En el portal había una bicicleta infantil; en el lado interior de la escalera, una hilera de pequeños tiestos con plantas sin flor. ¿Testimonio de sus lectores, de sus compatriotas?

La pieza en que me recibió es pequeña. Seifert estaba solo. No había esa exaltación que se hubiese esperado ante la gloria que caía sobre él y sobre su patria. Es un hombre pequeño, de anchos hombros y robusto cuello. Cansados los rasgos, flácida la faz, sus ojos azules brillan, y sus manos, que denuncian una ascendencia campesina, son sorprendentemente jóvenes y vigorosas.

Dije a Seifert que venía a ofrecerle en nombre de mi país el homenaje que merecían su obra y su independencia, su libertad interior y la coherencia de su trayectoria con esa libertad. No sé por qué me recordó a otro solitario, a otro recogido, que en los años cincuenta yo visitaba en la madrileña calle de Ruiz de Alarcón, a Pío Baroja. También estaba Seifert en su rincón. España, le dije, también había vivido de poesía, de persecución, de aquello que la realidad cotidiana no puede limitar.

Parece ser, así me dijo, que el mayor número de cartas por él recibidas tras el anuncio de su premio vinieron de España, las más de Barcelona. ¿Por qué? Maestro, porque Clara Janés le ha hecho a usted conocido, porque en España sabemos también lo que es estar partidos, en un rincón. Siguiendo mis ojos, que iban a las postales, Seifert dijo que, creyéselo yo o no, aún seguía escribiendo poemas en que mucho contaba el amor. A mi edad, dijo. Maestro, no me extraña; siempre queremos ir un poco más allá de lo cotidiano. ¿Podría venir a España, a Madrid? A mi edad, ¿para qué? Para, se me ocurrió, visitar el Prado y hablar con nosotros. Seifert sabía que yo representaba a un Gobierno que no cree que las divisiones sean eternas; es más, creo, sabía que representaba, no el intento de utilización de un escritor, sino esa comunidad de hombres, grandes y pequeños, que cree que la libertad está, en germen, en todas partes. También en los rincones.

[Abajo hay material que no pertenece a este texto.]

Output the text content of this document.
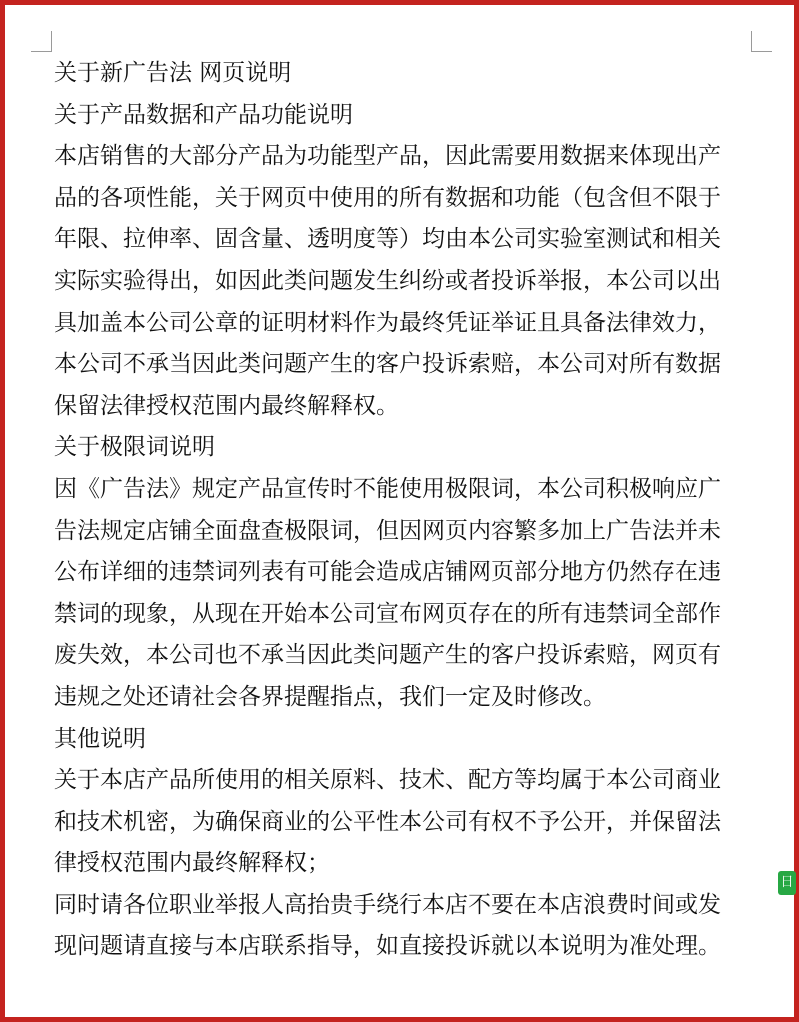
关于新广告法 网页说明
关于产品数据和产品功能说明
本店销售的大部分产品为功能型产品，因此需要用数据来体现出产
品的各项性能，关于网页中使用的所有数据和功能（包含但不限于
年限、拉伸率、固含量、透明度等）均由本公司实验室测试和相关
实际实验得出，如因此类问题发生纠纷或者投诉举报，本公司以出
具加盖本公司公章的证明材料作为最终凭证举证且具备法律效力，
本公司不承当因此类问题产生的客户投诉索赔，本公司对所有数据
保留法律授权范围内最终解释权。
关于极限词说明
因《广告法》规定产品宣传时不能使用极限词，本公司积极响应广
告法规定店铺全面盘查极限词，但因网页内容繁多加上广告法并未
公布详细的违禁词列表有可能会造成店铺网页部分地方仍然存在违
禁词的现象，从现在开始本公司宣布网页存在的所有违禁词全部作
废失效，本公司也不承当因此类问题产生的客户投诉索赔，网页有
违规之处还请社会各界提醒指点，我们一定及时修改。
其他说明
关于本店产品所使用的相关原料、技术、配方等均属于本公司商业
和技术机密，为确保商业的公平性本公司有权不予公开，并保留法
律授权范围内最终解释权；
同时请各位职业举报人高抬贵手绕行本店不要在本店浪费时间或发
现问题请直接与本店联系指导，如直接投诉就以本说明为准处理。
日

Seifert no vendrá, tal vez, al Prado a contemplar la belleza tizianesca de los cabellos que reproducía su postal. La grandeza de aquel hombre, del hombre, estaba en el rincón, frente a los anaqueles de lomos viejos o recién salidos de la imprenta. El escenario barroco en torno, sobre los puentes, en las plazas, se conjugaba con la mínima, casi franciscana, esencia que flotaba en el cuarto, en torno a los pocos kilovatios de la estufa, sobre los cuatro tiestos que habían trepado por la escalera y que estaban al pie de un muro desnudo donde colgaba un calendario con una pareja en un campo de espigas.